Cloyd checked the batch of concrete he was mixing. It was just about right. More water would weaken it. He hoped the weather would give them a few days. The snow from the October storm had thawed, leaving the ground unprotected. With the cold air moving in, he worried that the earth was freezing solid at this very moment. They needed the soil outside that broken wall to have some give in it, so there’d be room for the wall to move over. Cloyd had another reason, too, for hoping the ground would keep a few days and he could dig in it. Thinking about his secret reason made him feel good. He wished for a snowstorm that would blanket the ground and keep it warm. Maybe they’d get one—after breakfast he’d seen a thick layer of high clouds advance from the west and cover the sun. A good storm could be on its way. This time, Walter had said, the snow would stick, and winter would have come to stay.

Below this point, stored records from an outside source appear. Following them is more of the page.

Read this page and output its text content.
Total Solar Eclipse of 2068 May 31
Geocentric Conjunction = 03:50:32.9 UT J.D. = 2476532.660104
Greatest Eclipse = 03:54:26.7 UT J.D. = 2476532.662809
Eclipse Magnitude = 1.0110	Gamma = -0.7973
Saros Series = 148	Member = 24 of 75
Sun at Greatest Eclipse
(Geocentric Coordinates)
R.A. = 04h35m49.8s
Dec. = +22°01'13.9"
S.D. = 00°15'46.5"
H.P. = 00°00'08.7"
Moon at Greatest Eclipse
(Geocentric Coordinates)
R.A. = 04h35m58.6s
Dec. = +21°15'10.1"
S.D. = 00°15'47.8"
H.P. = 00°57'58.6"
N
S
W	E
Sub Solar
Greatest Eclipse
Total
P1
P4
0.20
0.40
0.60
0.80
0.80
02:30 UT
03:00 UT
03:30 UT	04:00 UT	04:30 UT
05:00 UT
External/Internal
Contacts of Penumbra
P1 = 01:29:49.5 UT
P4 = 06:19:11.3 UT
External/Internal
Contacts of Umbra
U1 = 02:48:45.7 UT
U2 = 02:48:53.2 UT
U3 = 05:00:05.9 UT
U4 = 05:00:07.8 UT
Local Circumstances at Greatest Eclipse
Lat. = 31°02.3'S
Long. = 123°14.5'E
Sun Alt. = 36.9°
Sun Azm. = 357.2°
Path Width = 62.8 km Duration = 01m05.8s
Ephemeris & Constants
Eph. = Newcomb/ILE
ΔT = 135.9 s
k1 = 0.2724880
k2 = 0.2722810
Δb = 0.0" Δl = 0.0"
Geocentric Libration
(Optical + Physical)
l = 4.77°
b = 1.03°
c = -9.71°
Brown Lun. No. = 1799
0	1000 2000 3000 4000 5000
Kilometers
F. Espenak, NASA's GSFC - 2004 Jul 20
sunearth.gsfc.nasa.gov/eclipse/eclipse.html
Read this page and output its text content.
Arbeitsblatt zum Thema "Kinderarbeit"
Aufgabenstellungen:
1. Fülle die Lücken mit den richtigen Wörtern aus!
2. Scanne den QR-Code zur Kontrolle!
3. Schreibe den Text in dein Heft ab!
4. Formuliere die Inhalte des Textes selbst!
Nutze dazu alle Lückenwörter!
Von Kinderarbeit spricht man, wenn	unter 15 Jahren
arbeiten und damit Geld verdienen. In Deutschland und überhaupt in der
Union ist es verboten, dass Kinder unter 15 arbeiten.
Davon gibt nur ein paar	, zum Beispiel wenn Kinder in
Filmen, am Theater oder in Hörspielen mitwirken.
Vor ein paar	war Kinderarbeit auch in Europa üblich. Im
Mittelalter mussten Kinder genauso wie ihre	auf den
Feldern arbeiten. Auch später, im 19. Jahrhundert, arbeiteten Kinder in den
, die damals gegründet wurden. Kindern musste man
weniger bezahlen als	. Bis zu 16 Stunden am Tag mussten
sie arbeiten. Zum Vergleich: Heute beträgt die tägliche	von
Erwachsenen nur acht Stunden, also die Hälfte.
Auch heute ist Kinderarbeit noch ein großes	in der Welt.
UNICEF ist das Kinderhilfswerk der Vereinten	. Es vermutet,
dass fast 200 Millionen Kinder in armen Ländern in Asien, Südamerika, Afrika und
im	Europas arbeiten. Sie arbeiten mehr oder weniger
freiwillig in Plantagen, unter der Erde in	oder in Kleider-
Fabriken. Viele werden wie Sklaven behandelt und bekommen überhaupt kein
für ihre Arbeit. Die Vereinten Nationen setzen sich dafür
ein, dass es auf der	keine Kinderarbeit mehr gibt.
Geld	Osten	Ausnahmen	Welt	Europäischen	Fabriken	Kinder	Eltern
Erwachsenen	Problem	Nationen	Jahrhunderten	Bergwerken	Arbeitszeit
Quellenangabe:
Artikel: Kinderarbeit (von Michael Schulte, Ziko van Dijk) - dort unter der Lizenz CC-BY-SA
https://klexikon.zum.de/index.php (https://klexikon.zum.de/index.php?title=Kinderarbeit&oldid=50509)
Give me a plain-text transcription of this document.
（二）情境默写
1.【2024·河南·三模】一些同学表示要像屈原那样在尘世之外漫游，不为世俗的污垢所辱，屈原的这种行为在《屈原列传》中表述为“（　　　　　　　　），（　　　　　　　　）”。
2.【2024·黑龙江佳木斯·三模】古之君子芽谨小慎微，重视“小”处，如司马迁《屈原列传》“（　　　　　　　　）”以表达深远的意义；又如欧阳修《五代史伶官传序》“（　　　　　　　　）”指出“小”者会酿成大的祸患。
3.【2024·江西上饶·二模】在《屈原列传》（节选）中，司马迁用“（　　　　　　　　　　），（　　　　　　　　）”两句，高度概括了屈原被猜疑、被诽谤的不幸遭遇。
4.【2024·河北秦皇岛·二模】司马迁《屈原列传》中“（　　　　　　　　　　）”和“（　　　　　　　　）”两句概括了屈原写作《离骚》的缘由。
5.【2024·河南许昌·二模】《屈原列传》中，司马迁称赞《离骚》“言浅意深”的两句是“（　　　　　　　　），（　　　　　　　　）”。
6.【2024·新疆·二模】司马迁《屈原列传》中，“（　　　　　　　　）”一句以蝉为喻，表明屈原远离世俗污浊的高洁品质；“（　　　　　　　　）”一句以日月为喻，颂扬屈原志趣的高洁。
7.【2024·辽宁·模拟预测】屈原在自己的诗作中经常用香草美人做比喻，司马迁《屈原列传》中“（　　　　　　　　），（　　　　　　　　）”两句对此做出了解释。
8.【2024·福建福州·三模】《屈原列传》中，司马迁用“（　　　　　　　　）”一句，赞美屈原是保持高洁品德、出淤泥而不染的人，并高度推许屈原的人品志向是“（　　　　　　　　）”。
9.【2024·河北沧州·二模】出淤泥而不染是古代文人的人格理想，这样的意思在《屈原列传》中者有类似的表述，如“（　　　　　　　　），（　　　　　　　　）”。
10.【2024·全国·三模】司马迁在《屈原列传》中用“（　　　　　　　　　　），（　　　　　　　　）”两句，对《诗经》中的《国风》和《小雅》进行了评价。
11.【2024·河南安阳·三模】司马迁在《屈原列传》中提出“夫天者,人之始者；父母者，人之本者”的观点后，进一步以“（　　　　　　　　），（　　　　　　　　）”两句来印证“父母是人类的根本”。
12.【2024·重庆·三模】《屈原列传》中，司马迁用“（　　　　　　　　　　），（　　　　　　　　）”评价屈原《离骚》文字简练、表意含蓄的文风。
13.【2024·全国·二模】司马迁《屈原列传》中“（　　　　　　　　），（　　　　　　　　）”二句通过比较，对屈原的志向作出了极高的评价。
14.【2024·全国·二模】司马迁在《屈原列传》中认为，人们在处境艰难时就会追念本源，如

Cloyd poured his concrete into the holes he had dug in the crawl space. Then he troweled the new footers smooth. The work went well, and he was pleased.
So was the old man. “Tomorrow we’ll cut those railroad ties so’s they fit between our concrete footers and that good wall. Then we’ll build a framework between the two walls and jack it tight. With the railroad ties behind it, you know that good wall ain’t gonna give. That other’n’s gonna have to move over where it belongs.”